On Monday night, Mona Loo, a member of Citizens for Peace, formally requested the City Council to consider making a peace resolution relative to war with Iraq. The council said it would put the request on its next agenda to consider.

Designer and Malibu resident Victoria Collins is part of the citizen group. She, too, wants to find the voice of the peace movement, but she is thinking bigger than buttons and bumper stickers. Collins is planning a massive event called “Pieces of Peace,” to bring together artists, celebrities, entertainers and groups such as Cirque du Soleil to give their “representations of peace” in a multiinstallation show for Los Angeles toward the end of the year.

“We want to load it with enthusiasm so it is this huge group, and bring in everyone: schools, nonprofit organizations, everybody.”

Collins’ own enthusiasm has her normal career of “redesigning shopping centers and motels and things” on hold as she works on “Pieces” fulltime.

“You do what you can,” she said, “for now and for later. I’m doing something I am very comfortable with-planning and organizing-in a different form.

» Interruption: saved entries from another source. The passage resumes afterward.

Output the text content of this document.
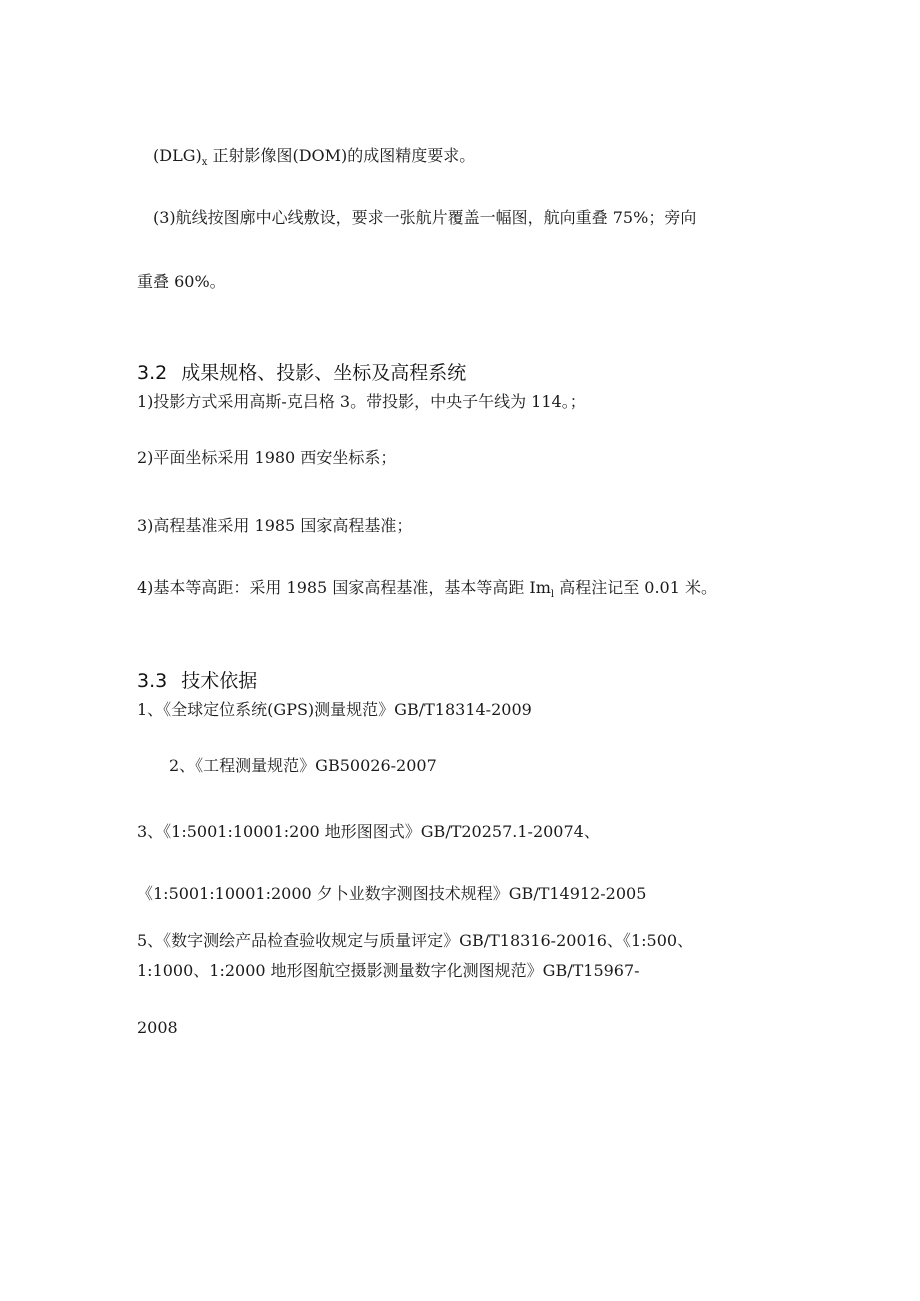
$(DLG)_x$ 正射影像图(DOM)的成图精度要求。
(3)航线按图廓中心线敷设，要求一张航片覆盖一幅图，航向重叠 75%；旁向
重叠 60%。
3.2 成果规格、投影、坐标及高程系统
1)投影方式采用高斯-克吕格 3。带投影，中央子午线为 114。；
2)平面坐标采用 1980 西安坐标系；
3)高程基准采用 1985 国家高程基准；
4)基本等高距：采用 1985 国家高程基准，基本等高距 $Im_l$ 高程注记至 0.01 米。
3.3 技术依据
1、《全球定位系统(GPS)测量规范》GB/T18314-2009
2、《工程测量规范》GB50026-2007
3、《1:5001:10001:200 地形图图式》GB/T20257.1-20074、
《1:5001:10001:2000 夕卜业数字测图技术规程》GB/T14912-2005
5、《数字测绘产品检查验收规定与质量评定》GB/T18316-20016、《1:500、
1:1000、1:2000 地形图航空摄影测量数字化测图规范》GB/T15967-
2008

“But you still have to get out in the streets with a sign. [Because] we need to see expression of these feelings,” Collins continued. “We don’t see it in the news. We are manipulated by the news to think that these incredible things aren’t happening.”

But around the world (and in Malibu) they are happening. Along with the plans to take a large group into Hollywood for the Feb. 15 march, the Citizens for Peace are gathering on Feb. 22 for an event planned by Malibu resident Judy Newman, “to promote awareness for the possibility for peace.” Newman expects a few hundred people to come together on the old City Hall steps for the speakers, music and group meditation.

And like the other Citizens she acknowledges that the peoples’ power is in their numbers. “We’re meditating to help along a change of consciousness, because our greatest asset is our voice in unison-when we come together we can affect the universe,” she said.

The spread of activism didn’t skip Dwight Stone and the Palisadians for Peace, which is busy petitioning the Los Angeles City Council to declare its opposition to a possible war against Iraq. Stone wants Los Angeles on the long list of cities that have taken an anti-war stance, joining Detroit, Chicago, San Francisco, Seattle, Washington, Philadelphia, Austin and Baltimore. But, for now, the people are out, with posters and pins, writing e-mails and letters to their congressmen expressing their disdain for military action.